Hi,
this is starting to be really exciting. It seems to me that there is
either something wrong with my definition of "Unified model" or with how
it is implemented inside (at least) Direct and Flink Runners.
So, first what I see as properties of Unified model:
a) streaming semantics (i.e. what I can express using Transforms) are
subset of batch semantics
- this is true, batch semantics and streaming semantics differs only
in that I can have GlobalWindow with default trigger on batch and cannot
on stream
b) runtime conditions of batch have to be subset of streaming conditions
- this is because otherwise it might be intractable to run streaming
pipeline on batch engine
- generally this is also true - in batch mode watermark advances only
between two states (-inf and +inf), which makes it possible to turn
(most) stateful operations into group by key operations, and take
advantage of many other optimizations (ability to re-read inputs make it
possible to drop checkpointing, etc, etc)
Now there is also one not so obvious runtime condition of streaming
engines - that is how skewed watermark and event time of elements being
processed can be - if this gets too high (i.e. watermark is not moving,
and/or elements are very out-of-order, then the processing might become
intractable, because everything might have to be buffered).
On batch engines, this is generally not an issue, because the buffering
is eliminated by sorting - when a Group by operation occurs, batch
runners sort elements with the same key to be together and therefore
eliminate the need for potentially infinite cache.
When this turns out to be an issue, is whenever there is a stateful
ParDo operation, because then (without sorting) there is violation of
property b) - on streaming engine the difference between element
timestamp and watermark will tend to be generally low (and late events
will be dropped to restrict the size of buffers), but on batch it can be
arbitrarily large and therefore size buffers that would be needed is
potentially unbounded.
This line of thinking leads me to a conclusion, that if Beam doesn't (on
purpose) sort elements before stateful ParDo by timestamp, then it
basically violates the Unified model, because pipelines with stateful
ParDo will not function properly on batch engines. Which is what I
observe - there is non determinism on batch pipeline although everything
seems to be "well defined", elements arrive arbitrarily out of order and
are arbitrarily out of order dropped. This leads to different results
everytime batch pipeline is run.
Looking forward to any comments on this.
Jan
On 5/16/19 10:53 AM, Aljoscha Krettek wrote:
Please take this with a grain of salt, because I might be a bit rusty on this.

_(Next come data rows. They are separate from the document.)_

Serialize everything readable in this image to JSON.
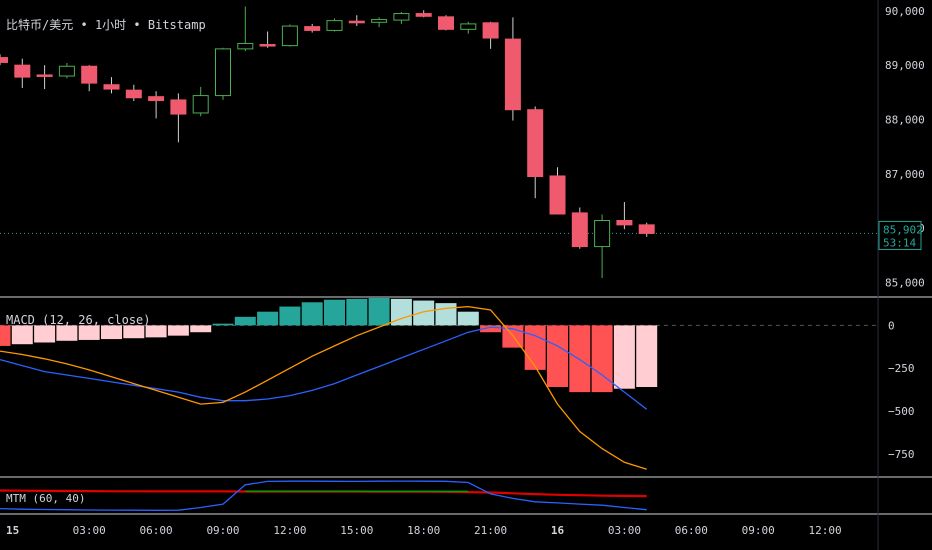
{
  "header": {
    "symbol": "比特币/美元",
    "sep1": "•",
    "interval": "1小时",
    "sep2": "•",
    "exchange": "Bitstamp"
  },
  "colors": {
    "up": "#4caf50",
    "down": "#f05a6e",
    "axis_text": "#d1d4dc",
    "price_line": "#26a69a",
    "macd_line": "#2962ff",
    "signal_line": "#ff9800",
    "hist_pos_strong": "#26a69a",
    "hist_pos_weak": "#b2dfdb",
    "hist_neg_strong": "#ff5252",
    "hist_neg_weak": "#ffcdd2",
    "mtm_red": "#e00000",
    "mtm_green": "#00a000",
    "mtm_blue": "#2962ff"
  },
  "chart_data": [
    {
      "type": "candlestick",
      "pane": "price",
      "y_ticks": [
        "90,000",
        "89,000",
        "88,000",
        "87,000",
        "86,000",
        "85,000"
      ],
      "y_tick_values": [
        90000,
        89000,
        88000,
        87000,
        86000,
        85000
      ],
      "ylim": [
        84750,
        90200
      ],
      "last_price_label": "85,902",
      "countdown_label": "53:14",
      "last_price": 85902,
      "x_ticks": [
        "15",
        "03:00",
        "06:00",
        "09:00",
        "12:00",
        "15:00",
        "18:00",
        "21:00",
        "16",
        "03:00",
        "06:00",
        "09:00",
        "12:00"
      ],
      "x_tick_index": [
        0,
        4,
        7,
        10,
        13,
        16,
        19,
        22,
        25,
        28,
        31,
        34,
        37
      ],
      "candles": [
        {
          "o": 89140,
          "h": 89200,
          "l": 89000,
          "c": 89050
        },
        {
          "o": 89000,
          "h": 89120,
          "l": 88580,
          "c": 88780
        },
        {
          "o": 88820,
          "h": 89000,
          "l": 88560,
          "c": 88810
        },
        {
          "o": 88800,
          "h": 89040,
          "l": 88760,
          "c": 88980
        },
        {
          "o": 88980,
          "h": 89000,
          "l": 88520,
          "c": 88670
        },
        {
          "o": 88640,
          "h": 88780,
          "l": 88480,
          "c": 88560
        },
        {
          "o": 88540,
          "h": 88640,
          "l": 88340,
          "c": 88400
        },
        {
          "o": 88420,
          "h": 88520,
          "l": 88020,
          "c": 88350
        },
        {
          "o": 88360,
          "h": 88480,
          "l": 87580,
          "c": 88100
        },
        {
          "o": 88120,
          "h": 88600,
          "l": 88060,
          "c": 88440
        },
        {
          "o": 88440,
          "h": 89320,
          "l": 88360,
          "c": 89300
        },
        {
          "o": 89300,
          "h": 90080,
          "l": 89260,
          "c": 89400
        },
        {
          "o": 89380,
          "h": 89620,
          "l": 89320,
          "c": 89360
        },
        {
          "o": 89360,
          "h": 89750,
          "l": 89340,
          "c": 89720
        },
        {
          "o": 89710,
          "h": 89760,
          "l": 89600,
          "c": 89640
        },
        {
          "o": 89640,
          "h": 89860,
          "l": 89620,
          "c": 89820
        },
        {
          "o": 89810,
          "h": 89920,
          "l": 89720,
          "c": 89780
        },
        {
          "o": 89790,
          "h": 89880,
          "l": 89700,
          "c": 89840
        },
        {
          "o": 89830,
          "h": 89980,
          "l": 89760,
          "c": 89950
        },
        {
          "o": 89950,
          "h": 90010,
          "l": 89880,
          "c": 89900
        },
        {
          "o": 89890,
          "h": 89920,
          "l": 89640,
          "c": 89660
        },
        {
          "o": 89660,
          "h": 89800,
          "l": 89580,
          "c": 89760
        },
        {
          "o": 89780,
          "h": 89800,
          "l": 89300,
          "c": 89500
        },
        {
          "o": 89480,
          "h": 89880,
          "l": 87980,
          "c": 88180
        },
        {
          "o": 88180,
          "h": 88240,
          "l": 86550,
          "c": 86950
        },
        {
          "o": 86960,
          "h": 87120,
          "l": 86250,
          "c": 86260
        },
        {
          "o": 86280,
          "h": 86380,
          "l": 85620,
          "c": 85660
        },
        {
          "o": 85660,
          "h": 86250,
          "l": 85080,
          "c": 86140
        },
        {
          "o": 86140,
          "h": 86480,
          "l": 85980,
          "c": 86060
        },
        {
          "o": 86060,
          "h": 86100,
          "l": 85840,
          "c": 85902
        }
      ]
    },
    {
      "type": "bar+line",
      "pane": "macd",
      "label": "MACD (12, 26, close)",
      "y_ticks": [
        "0",
        "−250",
        "−500",
        "−750"
      ],
      "y_tick_values": [
        0,
        -250,
        -500,
        -750
      ],
      "ylim": [
        -880,
        160
      ],
      "histogram": [
        -120,
        -110,
        -100,
        -90,
        -85,
        -80,
        -75,
        -70,
        -60,
        -40,
        10,
        50,
        80,
        110,
        135,
        150,
        155,
        160,
        155,
        145,
        130,
        80,
        -40,
        -130,
        -260,
        -360,
        -390,
        -390,
        -370,
        -360
      ],
      "macd": [
        -200,
        -235,
        -270,
        -290,
        -310,
        -330,
        -350,
        -370,
        -390,
        -420,
        -440,
        -440,
        -430,
        -410,
        -380,
        -340,
        -290,
        -240,
        -190,
        -140,
        -90,
        -40,
        -10,
        -20,
        -60,
        -120,
        -200,
        -290,
        -390,
        -490
      ],
      "signal": [
        -150,
        -170,
        -195,
        -225,
        -260,
        -300,
        -340,
        -380,
        -420,
        -460,
        -450,
        -390,
        -320,
        -250,
        -180,
        -120,
        -60,
        -10,
        40,
        80,
        100,
        110,
        90,
        -60,
        -240,
        -460,
        -620,
        -720,
        -800,
        -840
      ]
    },
    {
      "type": "line",
      "pane": "mtm",
      "label": "MTM (60, 40)",
      "ylim": [
        -200,
        100
      ],
      "mtm": [
        -170,
        -175,
        -178,
        -180,
        -182,
        -183,
        -184,
        -185,
        -184,
        -160,
        -130,
        40,
        70,
        72,
        72,
        71,
        70,
        72,
        73,
        72,
        71,
        60,
        -40,
        -80,
        -110,
        -120,
        -130,
        -140,
        -160,
        -180
      ],
      "red_line": [
        -10,
        -12,
        -14,
        -15,
        -16,
        -17,
        -17,
        -18,
        -18,
        -18,
        -18,
        -19,
        -19,
        -19,
        -19,
        -19,
        -19,
        -20,
        -20,
        -20,
        -22,
        -24,
        -28,
        -35,
        -42,
        -48,
        -52,
        -56,
        -58,
        -60
      ],
      "green_line": [
        null,
        null,
        null,
        null,
        null,
        null,
        null,
        null,
        null,
        null,
        null,
        -18,
        -18,
        -18,
        -18,
        -18,
        -18,
        -18,
        -18,
        -18,
        -18,
        -18,
        null,
        null,
        null,
        null,
        null,
        null,
        null,
        null
      ]
    }
  ]
}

I think the Beam model does not prescribe any ordering (by time or otherwise)
on inputs. Mostly because always requiring it would be prohibitively expensive
on most Runners, especially global sorting.
If you want to have sorting by key, you could do a GroupByKey and then sort the
groups in memory. This only works, of course, if your groups are not too large.
On 15. May 2019, at 21:01, Jan Lukavský <je...@seznam.cz> wrote:
Hmmm, looking into the code of FlinkRunner (and also by observing results from
the stateful ParDo), it seems, that I got it wrong from the beginning. The data
is not sorted before the stateful ParDo, but that a little surprises me. How
the operator should work in this case? It would mean, that in the batch case I
have to hold arbitrarily long allowedLateness inside the BagState, which seems
to be kind of suboptimal. Or am I missing something obvious here? I'll describe
the use case in more detail, let's suppose I have a series of ones and zeros
and I want emit at each time point value of 1 if value changes from 0 to 1,
value of -1 if changes from 1 to 0 and 0 otherwise. So:
0, 1, 1, 0, 0, 1 -> 0, 1, 0, -1, 0, 1
Does anyone have a better idea how to solve it? And if not, how to make it running on
batch, without possibly infinite buffer? Should the input to stateful ParDo be sorted in
batch case? My intuition would be that it should be, because in my understanding of
"batch as a special case of streaming" in batch case, there is (by default)
single window, time advances from -inf to +inf at the end, and the data contains no out
of order data, in places where this might matter (which therefore enables some
optimizations). The order would be relevant only in the stateful ParDo, I'd say.
Jan
On 5/15/19 8:34 PM, Jan Lukavský wrote:
Just to clarify, I understand, that changing semantics of the
PCollection.isBounded, is probably impossible now, because would probably
introduce chicken egg problem. Maybe I will state it more clearly - would it be
better to be able to run bounded pipelines using batch semantics on
DirectRunner (including sorting before stateful ParDos), or would it be better
to come up with some way to notify the pipeline that it will be running in a
streaming way although it consists only of bounded inputs? And I'm not saying
how to do it, just trying to find out if anyone else ever had such a need.
Jan
On 5/15/19 5:20 PM, Jan Lukavský wrote:
Hi,
I have come across unexpected (at least for me) behavior of some apparent
inconsistency of how a PCollection is processed in DirectRunner and what
PCollection.isBounded signals. Let me explain:
- I have a stateful ParDo, which needs to make sure that elements arrive in
order - it accomplishes this by defining BagState for buffering input elements
and sorting them inside this buffer, it also keeps track of element with
highest timestamp to somehow estimate local watermark (minus some allowed
lateness), to know when to remove elements from the buffer, sort them by time
and pass them to some (time ordered) processing
- this seems to work well for streaming (unbounded) data
- for batch (bounded) data the semantics of stateful ParDo should be (please
correct me if I'm wrong) that elements always arrive in order, because the
runner can sort them by timestamp
- this implies that for batch processed input (bounded) the allowedLateness
can be set to zero, so that the processing is little more effective, because it
doesn't have to use the BagState at all
- now, the trouble seems to be, that DirectRunner always uses streaming
processing, even if the input is bounded (that is by definition possible), but
there is no way now to know when it is possible to change allowed lateness to
zero (because input will arrive ordered)
- so - it seems to me, that either DirectRunner should apply sorting to
stateful ParDo, when it processes bounded data (the same way that other runners
do), or it can apply streaming processing, but then it should change
PCollection.isBounded to UNBOUNDED, even if the input is originally bounded
- that way, the semantics of PCollection.isBounded, would be not if the data
are known in advance to be finite, but *how* the data are going to be
processed, which is much more valuable (IMO)
Any thoughts?
Jan